Much of this is because they live in neighborhoods with harmful levels of soot, particulate matter, sulfur dioxide and carcinogens like benzene in the air. These emissions come mostly from waste centers, refineries, petrochemical plants, diesel trucks and other sources often found abundantly near black communities. The cap-and-trade policy, at its best, would address this by forcing businesses to use technology that curbs carbon emissions, which would also trap or eliminate carbon’s co-pollutants like those mentioned above.
But a problem with the ACES bill is that companies can use offsets for permits, meaning instead of curbing their own emissions they can invest in reduction technologies elsewhere in the planet — a reforestation project in Brazil, for example. But a black family in Port Arthur, Texas that lives next to an Exxon plant that is investing its pollution permits in Brazil would continue to suffer, as opposed to if Exxon just invested in technology that would stop its own emissions. The offsets provisions are a real issue black Americans should be wary of.
Jobs are a real concern also for African Americans, who with a 14.9% unemployment rate — again the highest of any race, and the highest since the mid-1980s — can’t afford any legislation that might take away more jobs. Rep. Artur Davis said in an interview that he was voting against ACES because it would put manufacturing companies out of business and Alabama has too many jobs riding on that industry. Missing from his interview was the fact he is running for governor and can’t risk rising job loss if a bill he supported brought those kinds of consequences.
While it is true that many industries would likely lose jobs in the transition to clean energy economy, those jobs would not simply vanish.

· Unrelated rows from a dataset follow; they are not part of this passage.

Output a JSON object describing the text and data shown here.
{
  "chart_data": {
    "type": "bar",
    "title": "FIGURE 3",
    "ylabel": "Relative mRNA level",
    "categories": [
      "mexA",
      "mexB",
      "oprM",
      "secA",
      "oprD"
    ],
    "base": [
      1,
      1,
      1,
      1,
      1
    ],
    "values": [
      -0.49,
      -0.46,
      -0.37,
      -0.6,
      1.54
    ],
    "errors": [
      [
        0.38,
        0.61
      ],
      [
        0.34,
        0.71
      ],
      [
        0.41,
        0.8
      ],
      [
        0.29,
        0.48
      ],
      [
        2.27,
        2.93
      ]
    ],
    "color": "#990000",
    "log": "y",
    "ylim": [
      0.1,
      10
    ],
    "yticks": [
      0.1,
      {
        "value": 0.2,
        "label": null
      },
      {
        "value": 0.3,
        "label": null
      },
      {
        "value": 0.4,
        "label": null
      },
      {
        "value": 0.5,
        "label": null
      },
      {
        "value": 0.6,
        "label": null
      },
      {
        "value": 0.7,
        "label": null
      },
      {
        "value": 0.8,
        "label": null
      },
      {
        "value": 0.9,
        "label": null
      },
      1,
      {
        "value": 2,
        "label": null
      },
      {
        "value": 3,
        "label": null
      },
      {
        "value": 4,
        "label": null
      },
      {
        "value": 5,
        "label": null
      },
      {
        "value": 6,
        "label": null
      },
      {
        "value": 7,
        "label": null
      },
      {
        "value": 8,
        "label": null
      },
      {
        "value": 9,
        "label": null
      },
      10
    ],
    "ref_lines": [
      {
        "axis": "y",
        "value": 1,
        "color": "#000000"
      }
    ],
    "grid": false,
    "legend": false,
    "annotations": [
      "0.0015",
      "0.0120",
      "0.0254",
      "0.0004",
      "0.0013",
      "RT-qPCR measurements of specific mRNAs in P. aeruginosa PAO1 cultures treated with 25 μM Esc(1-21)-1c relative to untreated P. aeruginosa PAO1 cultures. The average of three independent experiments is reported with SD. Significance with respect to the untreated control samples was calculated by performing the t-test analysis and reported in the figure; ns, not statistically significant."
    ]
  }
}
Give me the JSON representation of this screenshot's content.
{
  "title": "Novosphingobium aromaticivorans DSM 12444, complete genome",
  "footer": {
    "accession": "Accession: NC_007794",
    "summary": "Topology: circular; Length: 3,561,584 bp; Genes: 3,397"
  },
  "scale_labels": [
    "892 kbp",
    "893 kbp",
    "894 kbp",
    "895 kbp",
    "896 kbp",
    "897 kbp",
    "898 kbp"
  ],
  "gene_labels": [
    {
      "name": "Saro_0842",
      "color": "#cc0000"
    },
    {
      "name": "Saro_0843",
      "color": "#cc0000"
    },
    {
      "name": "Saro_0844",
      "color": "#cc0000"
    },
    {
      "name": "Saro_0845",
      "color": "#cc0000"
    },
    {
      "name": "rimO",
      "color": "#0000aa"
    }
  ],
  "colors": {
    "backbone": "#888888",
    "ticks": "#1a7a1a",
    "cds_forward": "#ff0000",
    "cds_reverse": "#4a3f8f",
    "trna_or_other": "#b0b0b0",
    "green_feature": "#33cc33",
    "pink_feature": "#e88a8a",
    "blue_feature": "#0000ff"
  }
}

As new emerging industries are created from the government’s financial incentives provided in ACES, those jobs would come back just in a different form — green jobs. But in order for this to happen the policy can not be watered down anymore than it already has in the House as it moves through the Senate.
The government could not skimp on subsidies and tax credits for new energy companies and facilities that are upgrading their energy infrastructures. ACES provides $190 billion in subsidies for new businesses, technology and research and development. That number can’t go down, and may have to go up, in the Senate version, and would need to be sustained over time. If not, businesses will fail, jobs will vanish and African Americans will be hit the hardest.
As the Senate works on its climate bill version, African Americans should not fear that their gas bills are going to be sky high. But they should be concerned if senators give businesses free passes to continue polluting but not enough financial rewards to keep employment sustainable.
ACES could use a lot of strengthening in those departments, but what was passed is much better than not having regulations and accountability for carbon emissions at all — which is what businesses had for centuries while communities paid for it with their health and lives, as global warming-related disasters like Hurricane Katrina showed.